Rios de sangue e de lágrimas
A carta do Papa, caracterizada por um profundo realismo, abre com uma lista dos horrores que, desde 24 de fevereiro de 2022, o primeiro dia da agressão russa a Kiev, se tornaram o dia a dia no país do Leste Europeu.
Em seus céus, ressoam sem cessar o trágico estrondo das explosões e o som inquietante das sirenes. Suas cidades são marteladas por bombas como chuvas de mísseis que causam morte, destruição e dor, fome, sede e frio. Em suas ruas muitos tiveram que fugir, deixando suas casas e entes queridos.

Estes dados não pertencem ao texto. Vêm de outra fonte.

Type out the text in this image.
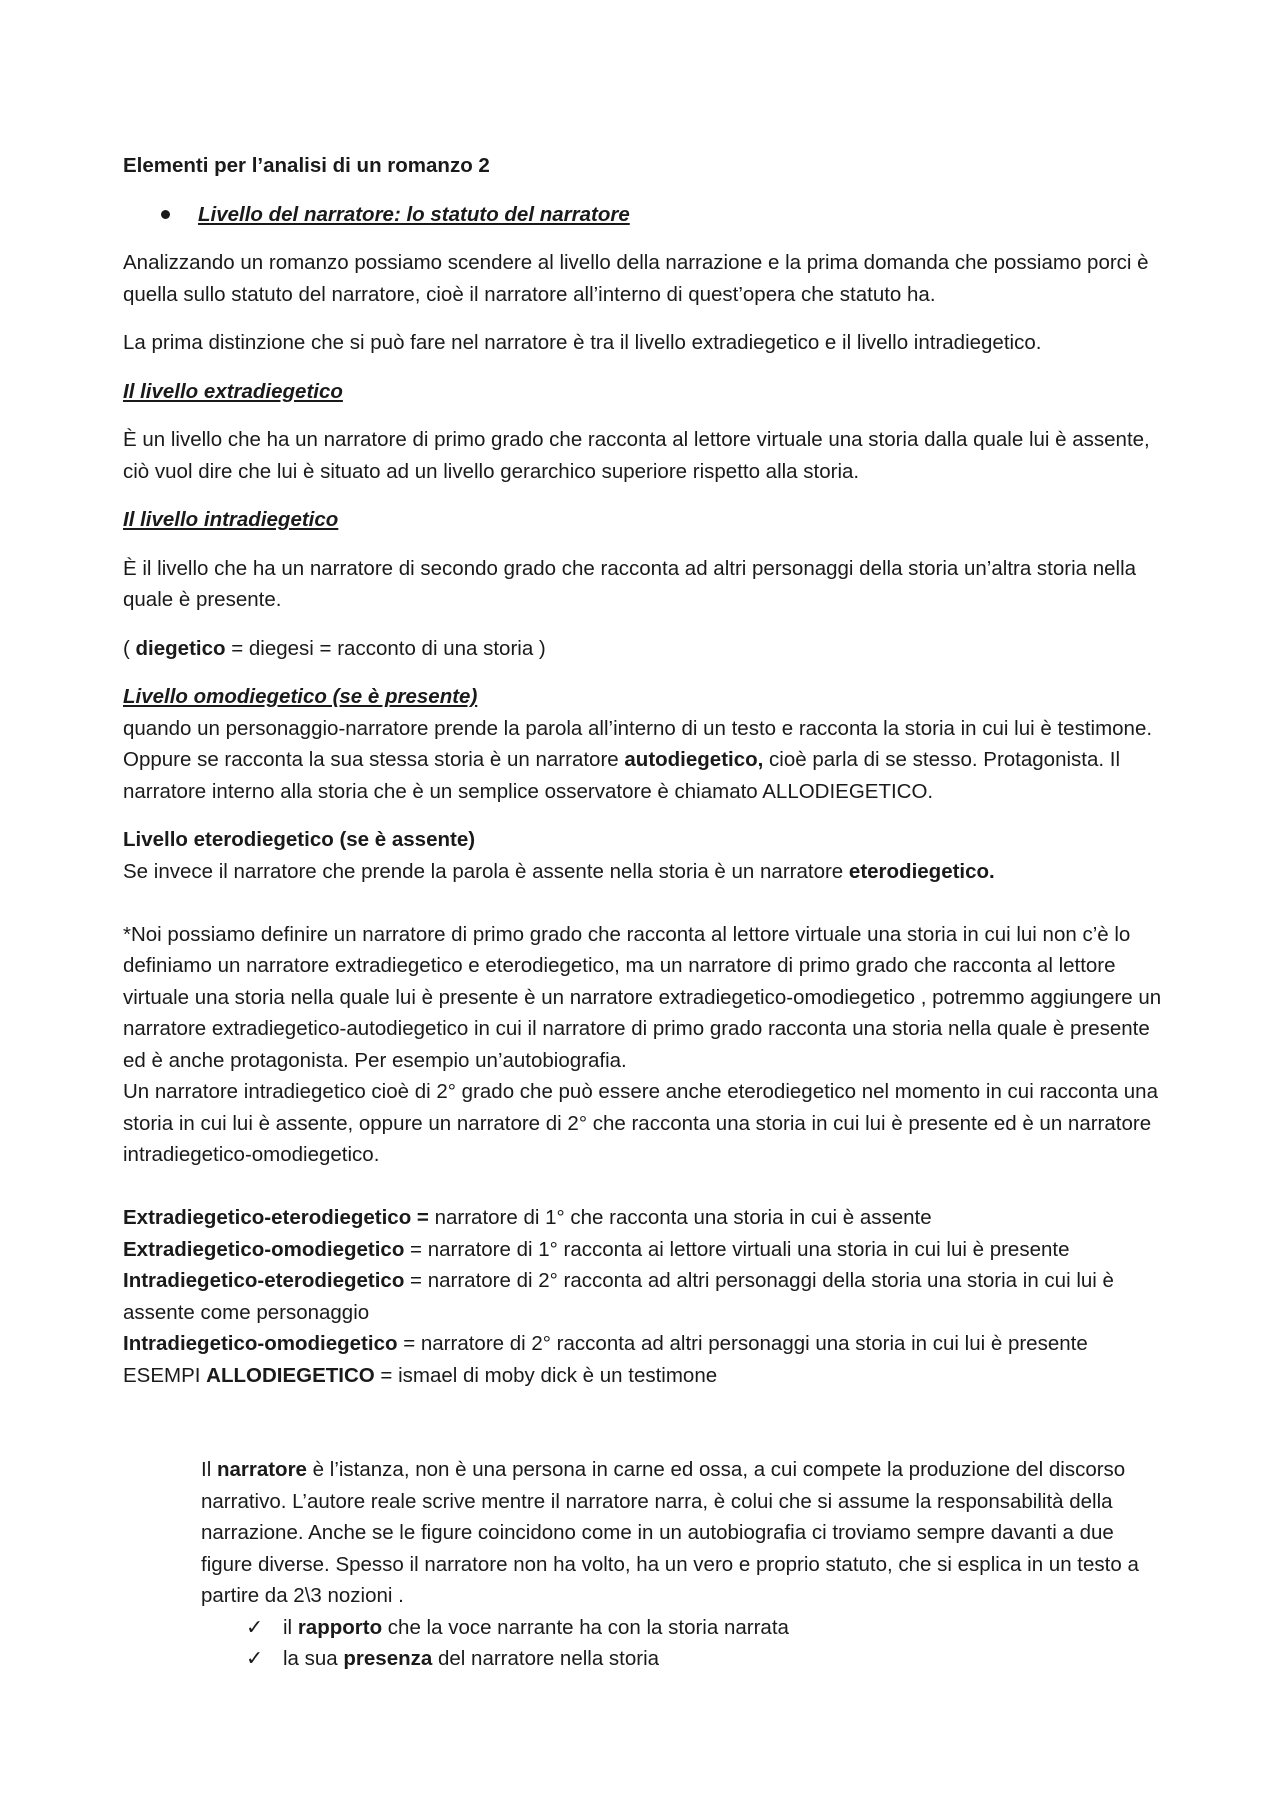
Elementi per l’analisi di un romanzo 2

Livello del narratore: lo statuto del narratore

Analizzando un romanzo possiamo scendere al livello della narrazione e la prima domanda che possiamo porci è quella sullo statuto del narratore, cioè il narratore all’interno di quest’opera che statuto ha.

La prima distinzione che si può fare nel narratore è tra il livello extradiegetico e il livello intradiegetico.

Il livello extradiegetico

È un livello che ha un narratore di primo grado che racconta al lettore virtuale una storia dalla quale lui è assente, ciò vuol dire che lui è situato ad un livello gerarchico superiore rispetto alla storia.

Il livello intradiegetico

È il livello che ha un narratore di secondo grado che racconta ad altri personaggi della storia un’altra storia nella quale è presente.

( diegetico = diegesi = racconto di una storia )

Livello omodiegetico (se è presente)

quando un personaggio-narratore prende la parola all’interno di un testo e racconta la storia in cui lui è testimone. Oppure se racconta la sua stessa storia è un narratore autodiegetico, cioè parla di se stesso. Protagonista. Il narratore interno alla storia che è un semplice osservatore è chiamato ALLODIEGETICO.

Livello eterodiegetico (se è assente)

Se invece il narratore che prende la parola è assente nella storia è un narratore eterodiegetico.

*Noi possiamo definire un narratore di primo grado che racconta al lettore virtuale una storia in cui lui non c’è lo definiamo un narratore extradiegetico e eterodiegetico, ma un narratore di primo grado che racconta al lettore virtuale una storia nella quale lui è presente è un narratore extradiegetico-omodiegetico , potremmo aggiungere un narratore extradiegetico-autodiegetico in cui il narratore di primo grado racconta una storia nella quale è presente ed è anche protagonista. Per esempio un’autobiografia.

Un narratore intradiegetico cioè di 2° grado che può essere anche eterodiegetico nel momento in cui racconta una storia in cui lui è assente, oppure un narratore di 2° che racconta una storia in cui lui è presente ed è un narratore intradiegetico-omodiegetico.

Extradiegetico-eterodiegetico = narratore di 1° che racconta una storia in cui è assente

Extradiegetico-omodiegetico = narratore di 1° racconta ai lettore virtuali una storia in cui lui è presente

Intradiegetico-eterodiegetico = narratore di 2° racconta ad altri personaggi della storia una storia in cui lui è assente come personaggio

Intradiegetico-omodiegetico = narratore di 2° racconta ad altri personaggi una storia in cui lui è presente

ESEMPI ALLODIEGETICO = ismael di moby dick è un testimone

Il narratore è l’istanza, non è una persona in carne ed ossa, a cui compete la produzione del discorso narrativo. L’autore reale scrive mentre il narratore narra, è colui che si assume la responsabilità della narrazione. Anche se le figure coincidono come in un autobiografia ci troviamo sempre davanti a due figure diverse. Spesso il narratore non ha volto, ha un vero e proprio statuto, che si esplica in un testo a partire da 2\3 nozioni .

✓ il rapporto che la voce narrante ha con la storia narrata
✓ la sua presenza del narratore nella storia
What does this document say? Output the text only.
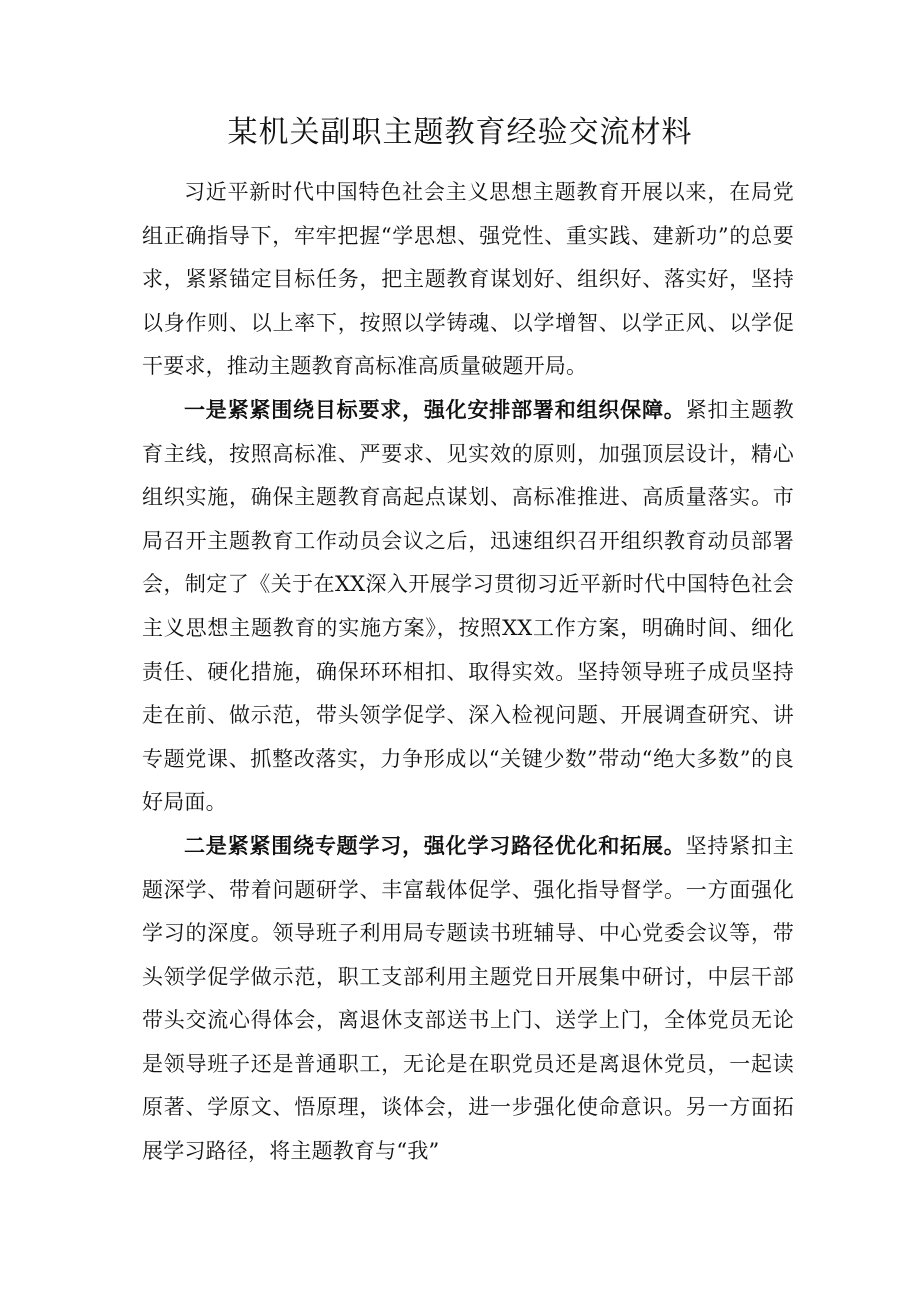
某机关副职主题教育经验交流材料

习近平新时代中国特色社会主义思想主题教育开展以来，在局党组正确指导下，牢牢把握“学思想、强党性、重实践、建新功”的总要求，紧紧锚定目标任务，把主题教育谋划好、组织好、落实好，坚持以身作则、以上率下，按照以学铸魂、以学增智、以学正风、以学促干要求，推动主题教育高标准高质量破题开局。

一是紧紧围绕目标要求，强化安排部署和组织保障。紧扣主题教育主线，按照高标准、严要求、见实效的原则，加强顶层设计，精心组织实施，确保主题教育高起点谋划、高标准推进、高质量落实。市局召开主题教育工作动员会议之后，迅速组织召开组织教育动员部署会，制定了《关于在XX深入开展学习贯彻习近平新时代中国特色社会主义思想主题教育的实施方案》，按照XX工作方案，明确时间、细化责任、硬化措施，确保环环相扣、取得实效。坚持领导班子成员坚持走在前、做示范，带头领学促学、深入检视问题、开展调查研究、讲专题党课、抓整改落实，力争形成以“关键少数”带动“绝大多数”的良好局面。

二是紧紧围绕专题学习，强化学习路径优化和拓展。坚持紧扣主题深学、带着问题研学、丰富载体促学、强化指导督学。一方面强化学习的深度。领导班子利用局专题读书班辅导、中心党委会议等，带头领学促学做示范，职工支部利用主题党日开展集中研讨，中层干部带头交流心得体会，离退休支部送书上门、送学上门，全体党员无论是领导班子还是普通职工，无论是在职党员还是离退休党员，一起读原著、学原文、悟原理，谈体会，进一步强化使命意识。另一方面拓展学习路径，将主题教育与“我”
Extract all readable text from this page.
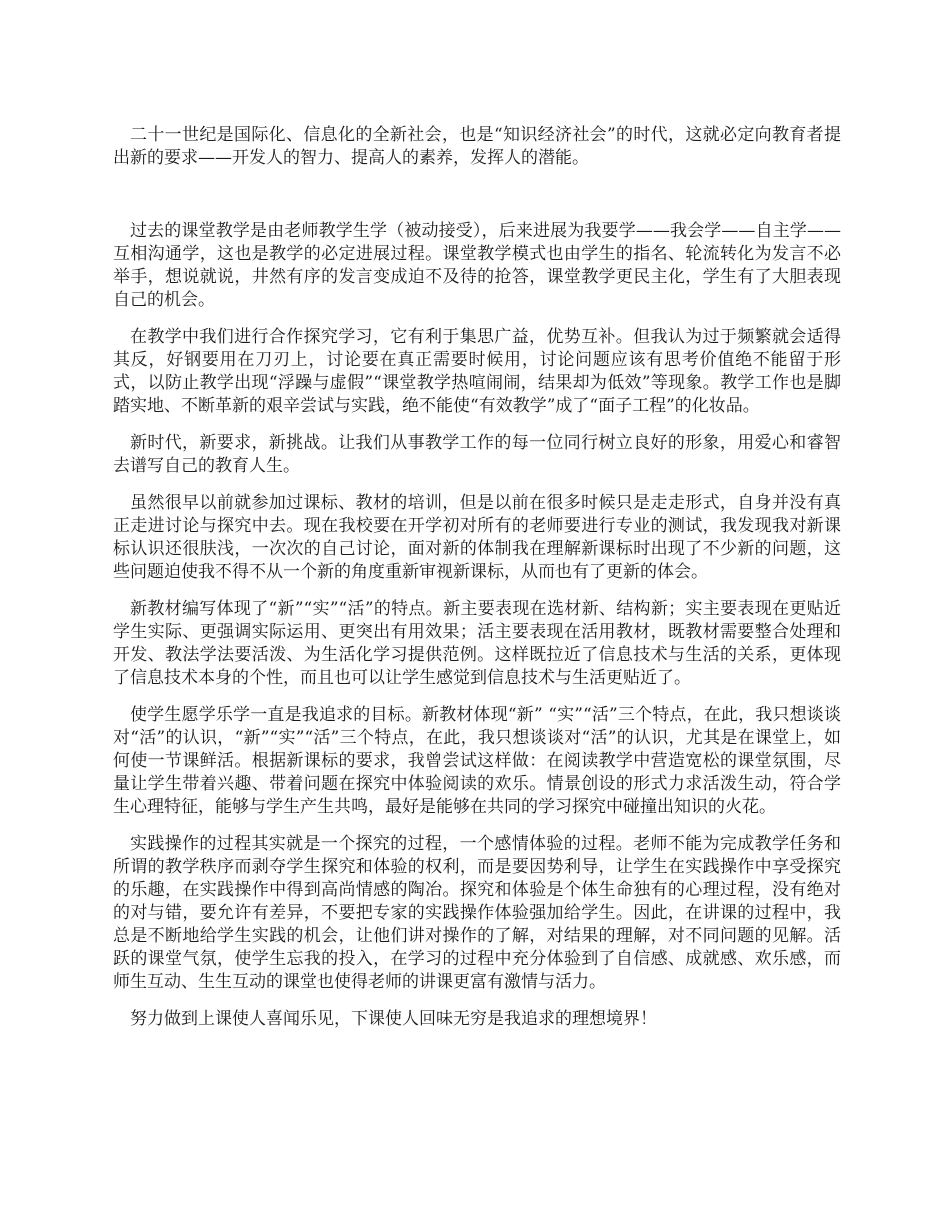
二十一世纪是国际化、信息化的全新社会，也是“知识经济社会”的时代，这就必定向教育者提出新的要求——开发人的智力、提高人的素养，发挥人的潜能。

过去的课堂教学是由老师教学生学（被动接受），后来进展为我要学——我会学——自主学——互相沟通学，这也是教学的必定进展过程。课堂教学模式也由学生的指名、轮流转化为发言不必举手，想说就说，井然有序的发言变成迫不及待的抢答，课堂教学更民主化，学生有了大胆表现自己的机会。

在教学中我们进行合作探究学习，它有利于集思广益，优势互补。但我认为过于频繁就会适得其反，好钢要用在刀刃上，讨论要在真正需要时候用，讨论问题应该有思考价值绝不能留于形式，以防止教学出现“浮躁与虚假”“课堂教学热喧闹闹，结果却为低效”等现象。教学工作也是脚踏实地、不断革新的艰辛尝试与实践，绝不能使“有效教学”成了“面子工程”的化妆品。

新时代，新要求，新挑战。让我们从事教学工作的每一位同行树立良好的形象，用爱心和睿智去谱写自己的教育人生。

虽然很早以前就参加过课标、教材的培训，但是以前在很多时候只是走走形式，自身并没有真正走进讨论与探究中去。现在我校要在开学初对所有的老师要进行专业的测试，我发现我对新课标认识还很肤浅，一次次的自己讨论，面对新的体制我在理解新课标时出现了不少新的问题，这些问题迫使我不得不从一个新的角度重新审视新课标，从而也有了更新的体会。

新教材编写体现了“新”“实”“活”的特点。新主要表现在选材新、结构新；实主要表现在更贴近学生实际、更强调实际运用、更突出有用效果；活主要表现在活用教材，既教材需要整合处理和开发、教法学法要活泼、为生活化学习提供范例。这样既拉近了信息技术与生活的关系，更体现了信息技术本身的个性，而且也可以让学生感觉到信息技术与生活更贴近了。

使学生愿学乐学一直是我追求的目标。新教材体现“新” “实”“活”三个特点，在此，我只想谈谈对“活”的认识，“新”“实”“活”三个特点，在此，我只想谈谈对“活”的认识，尤其是在课堂上，如何使一节课鲜活。根据新课标的要求，我曾尝试这样做：在阅读教学中营造宽松的课堂氛围，尽量让学生带着兴趣、带着问题在探究中体验阅读的欢乐。情景创设的形式力求活泼生动，符合学生心理特征，能够与学生产生共鸣，最好是能够在共同的学习探究中碰撞出知识的火花。

实践操作的过程其实就是一个探究的过程，一个感情体验的过程。老师不能为完成教学任务和所谓的教学秩序而剥夺学生探究和体验的权利，而是要因势利导，让学生在实践操作中享受探究的乐趣，在实践操作中得到高尚情感的陶冶。探究和体验是个体生命独有的心理过程，没有绝对的对与错，要允许有差异，不要把专家的实践操作体验强加给学生。因此，在讲课的过程中，我总是不断地给学生实践的机会，让他们讲对操作的了解，对结果的理解，对不同问题的见解。活跃的课堂气氛，使学生忘我的投入，在学习的过程中充分体验到了自信感、成就感、欢乐感，而师生互动、生生互动的课堂也使得老师的讲课更富有激情与活力。

努力做到上课使人喜闻乐见，下课使人回味无穷是我追求的理想境界！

Ao lado de seus grandes rios correm todos os dias rios de sangue e lágrimas.
Imagens cruéis na alma
A estas lágrimas, o Papa juntou as suas: “Não há dia em que eu não esteja ao lado de vocês e não carregue todos no meu coração e na minha oração. Sua dor é minha dor”. “Na cruz de Jesus”, escreve, “hoje eu os vejo, vocês que sofrem o terror desencadeado por esta agressão. Sim, a cruz que torturava o Senhor revive nas torturas encontradas nos cadáveres, nas valas comuns descobertas em várias cidades, naquelas e em muitas outras imagens cruéis que entraram em nossas almas, que nos fazem gritar: por quê? Como os homens podem tratar os outros homens desta maneira?”.
Crianças mortas, feridas, órfãs
As tragédias de hoje despertam na memória do Papa os dramas que vêm se desenrolando no mundo há anos. Antes de mais nada dos menores, afirma, citando os dois casos de uma menina recém-nascida e uma menina de 4 anos que morreram por um ataque de mísseis:
Quantas crianças mortas, feridas ou que ficaram órfãs, separadas de suas mães! Choro com vocês por cada criança que, por causa desta guerra, perdeu sua vida, como Kira em Odessa, como Lisa em Vinnytsia, e como centenas de outras crianças: em cada uma delas a humanidade inteira é derrotada. Agora eles estão com Deus, veem suas tristezas e rezam para que tenham fim.
A dor das mães e do povo
“Mas como não sentir angústia por eles e por todos, jovens e adultos, que foram deportados? A dor das mães ucranianas é incalculável”, acrescenta o Papa Francisco. Depois fala aos jovens que “para proteger corajosamente a pátria” tiveram que “colocar em suas mãos as armas ao invés dos seus sonhos”. E ele fala às esposas daqueles que morreram na guerra: “Mordendo seus lábios vocês continuam em silêncio, com dignidade e determinação, a fazer todos os sacrifícios por seus filhos”. O Papa fala aos adultos, “que tentam de todas as maneiras proteger seus entes queridos”. E para os idosos, “que em vez de um sereno pôr-do-sol foram lançados na noite escura da guerra”. Às mulheres, depois escreve: “Vocês sofreram violências e carregam grandes fardos em seus corações”.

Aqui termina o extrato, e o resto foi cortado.